Li Chen

After his success at the seventh edition of the OPEN International Exhibition of Sculptures and Installations, Li Chen returns to Venice Lido with a large-scale sculpture entitled “All in One”. Li Chen’s expressive research has developed over the years with a singular, stubborn coherence. Cultured and sacred, it concentrates on themes to define space, to measure its volumes. His influences may appear evident, but in fact the dilated forms immediately take on a new “pathetic” value, as itineraries within the soul which has had to express itself in this way.
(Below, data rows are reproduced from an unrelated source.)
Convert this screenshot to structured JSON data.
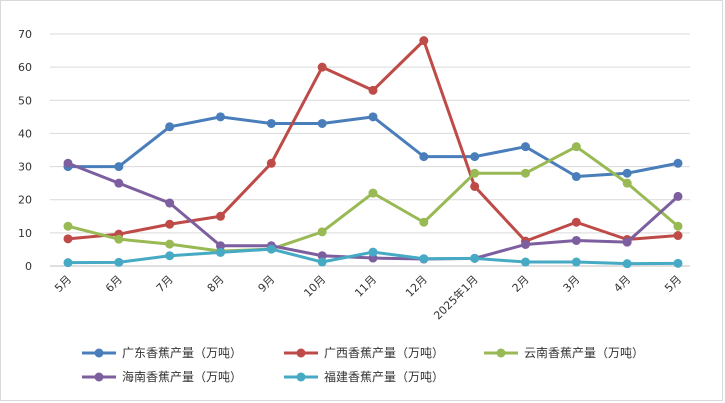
{
  "chart_data": {
    "type": "line",
    "categories": [
      "5月",
      "6月",
      "7月",
      "8月",
      "9月",
      "10月",
      "11月",
      "12月",
      "2025年1月",
      "2月",
      "3月",
      "4月",
      "5月"
    ],
    "ylim": [
      0,
      70
    ],
    "yticks": [
      0,
      10,
      20,
      30,
      40,
      50,
      60,
      70
    ],
    "grid": true,
    "legend_position": "bottom",
    "series": [
      {
        "name": "广东香蕉产量（万吨）",
        "color": "#4a7ebb",
        "values": [
          30,
          30,
          42,
          45,
          43,
          43,
          45,
          33,
          33,
          36,
          27,
          28,
          31
        ]
      },
      {
        "name": "广西香蕉产量（万吨）",
        "color": "#be4b48",
        "values": [
          8.2,
          9.6,
          12.6,
          15,
          31,
          60,
          53,
          68,
          24,
          7.5,
          13.2,
          8,
          9.2
        ]
      },
      {
        "name": "云南香蕉产量（万吨）",
        "color": "#98b954",
        "values": [
          12,
          8.1,
          6.6,
          4.5,
          5.1,
          10.3,
          22,
          13.2,
          28,
          28,
          36,
          25,
          12
        ]
      },
      {
        "name": "海南香蕉产量（万吨）",
        "color": "#7d5fa0",
        "values": [
          31,
          25,
          19,
          6.1,
          6.1,
          3.1,
          2.4,
          2.1,
          2.3,
          6.5,
          7.7,
          7.2,
          21
        ]
      },
      {
        "name": "福建香蕉产量（万吨）",
        "color": "#46aac5",
        "values": [
          1.0,
          1.1,
          3.1,
          4.1,
          5.1,
          1.2,
          4.2,
          2.2,
          2.3,
          1.2,
          1.2,
          0.7,
          0.8
        ]
      }
    ]
  }
}
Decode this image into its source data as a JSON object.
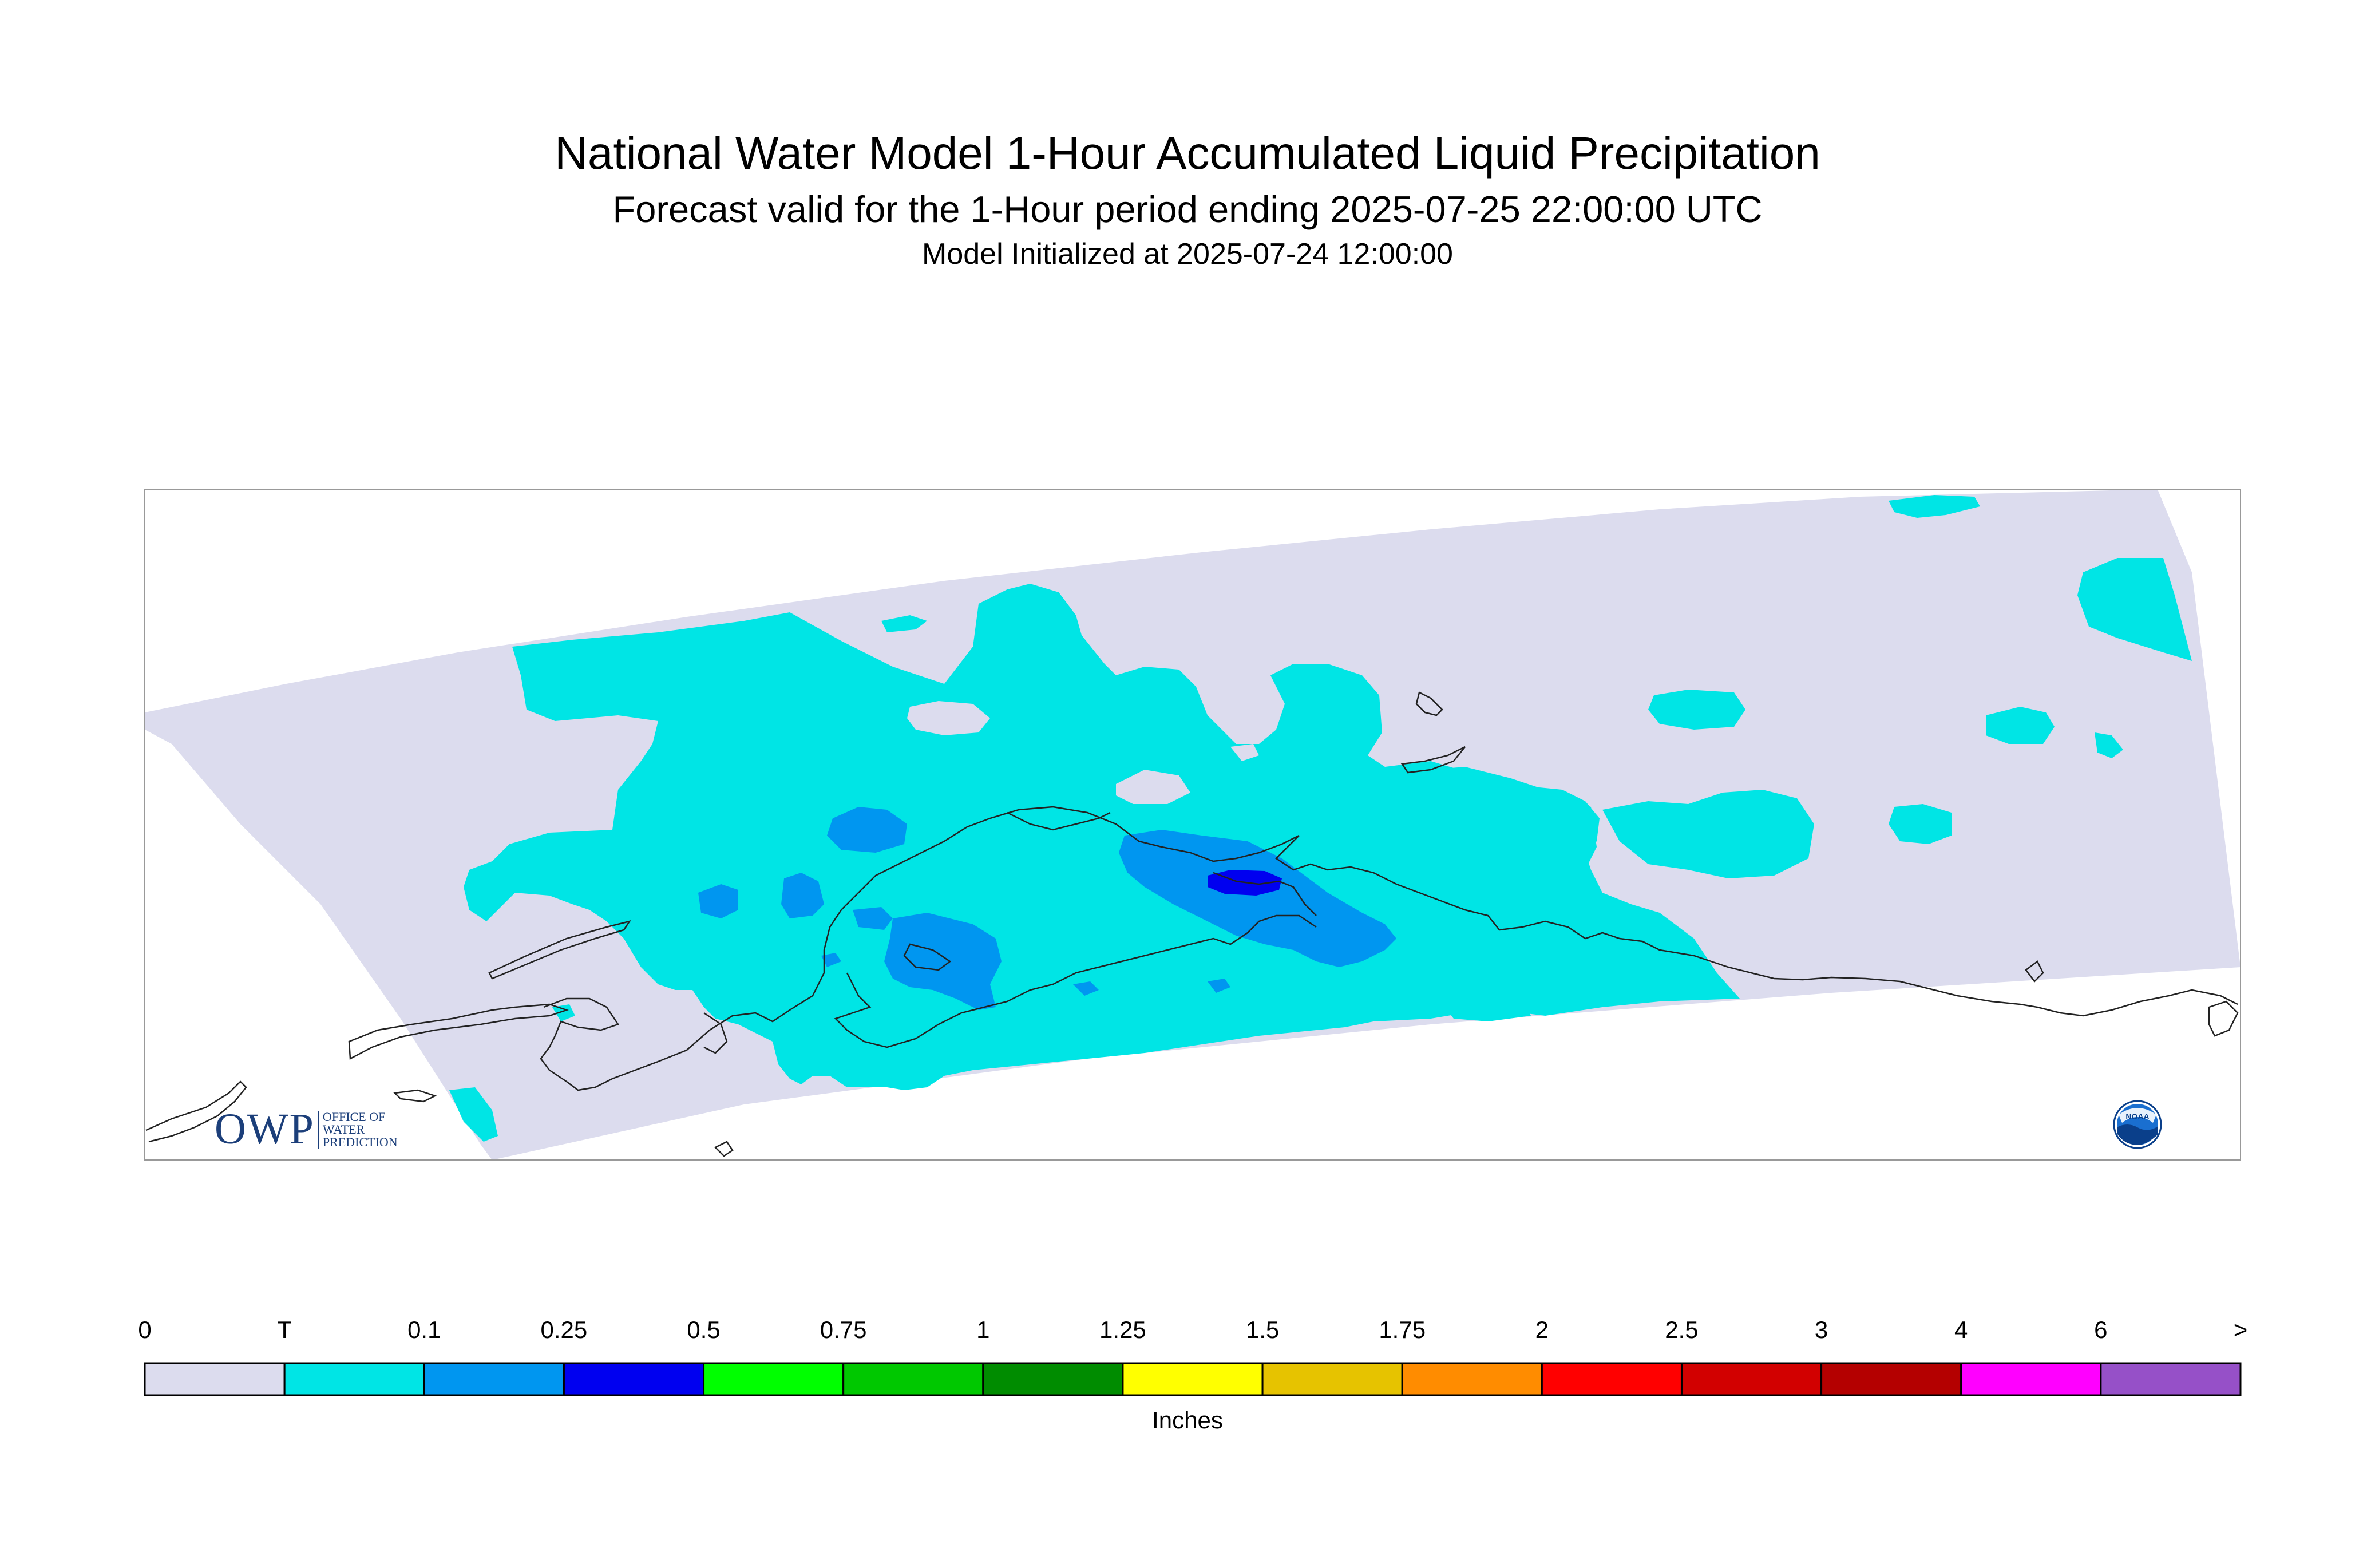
{
  "title": {
    "line1": "National Water Model 1-Hour Accumulated Liquid Precipitation",
    "line2": "Forecast valid for the 1-Hour period ending 2025-07-25 22:00:00 UTC",
    "line3": "Model Initialized at 2025-07-24 12:00:00"
  },
  "map": {
    "domain_color": "#dcdcee",
    "contours": {
      "T": "#00e5e5",
      "0.1": "#0096f0",
      "0.25": "#0000f0"
    },
    "coastline_color": "#222222"
  },
  "colorbar": {
    "labels": [
      "0",
      "T",
      "0.1",
      "0.25",
      "0.5",
      "0.75",
      "1",
      "1.25",
      "1.5",
      "1.75",
      "2",
      "2.5",
      "3",
      "4",
      "6",
      ">"
    ],
    "colors": [
      "#dcdcee",
      "#00e5e5",
      "#0096f0",
      "#0000f0",
      "#00ff00",
      "#00c800",
      "#008c00",
      "#ffff00",
      "#e6c300",
      "#ff8c00",
      "#ff0000",
      "#d20000",
      "#b40000",
      "#ff00ff",
      "#9650c8"
    ],
    "units": "Inches"
  },
  "logos": {
    "owp": {
      "mark": "OWP",
      "text": "OFFICE OF WATER PREDICTION"
    },
    "noaa": {
      "text": "NOAA"
    }
  }
}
The pathos that moves his art, rich in fascination, in memories and different kinds of seduction, religious and literary, philosophical and figurative, could not be expressed in any other way. It needs to leave a trace not only in the manipulation of masses of bronze, but on the whole surrounding space, it needs to be transformed into a “grand machine for producing theatre”. Li Chen feels that Buddhist iconography has a significance that must be probed with sharper and more penetrating means, a significance which is like a secret rising agent, something moving deep inside, dilating and taking shape in palpitating expansion, ready to be renewed in order to celebrate a new representation linked to modern thought. The accepted meaning of “swollen forms” refers to the artist’s ability to give a vital expansion to the bronze mass and, more precisely, they invoke the purely contemplative and emotional aspect where the plastic game takes on dreamlike elements that rise to the surface through memory and consciousness, thus arriving at a lyrical and poetic language. The works in the ‘Bodhisattva’ cycle present the most important moments in this search for authentic, living “monumentality”.  Because, indeed, the works must strive to be “monuments”: they must invite us to remain, to resist, to meditate. They must all possess the necessary persuasive strength to achieve this.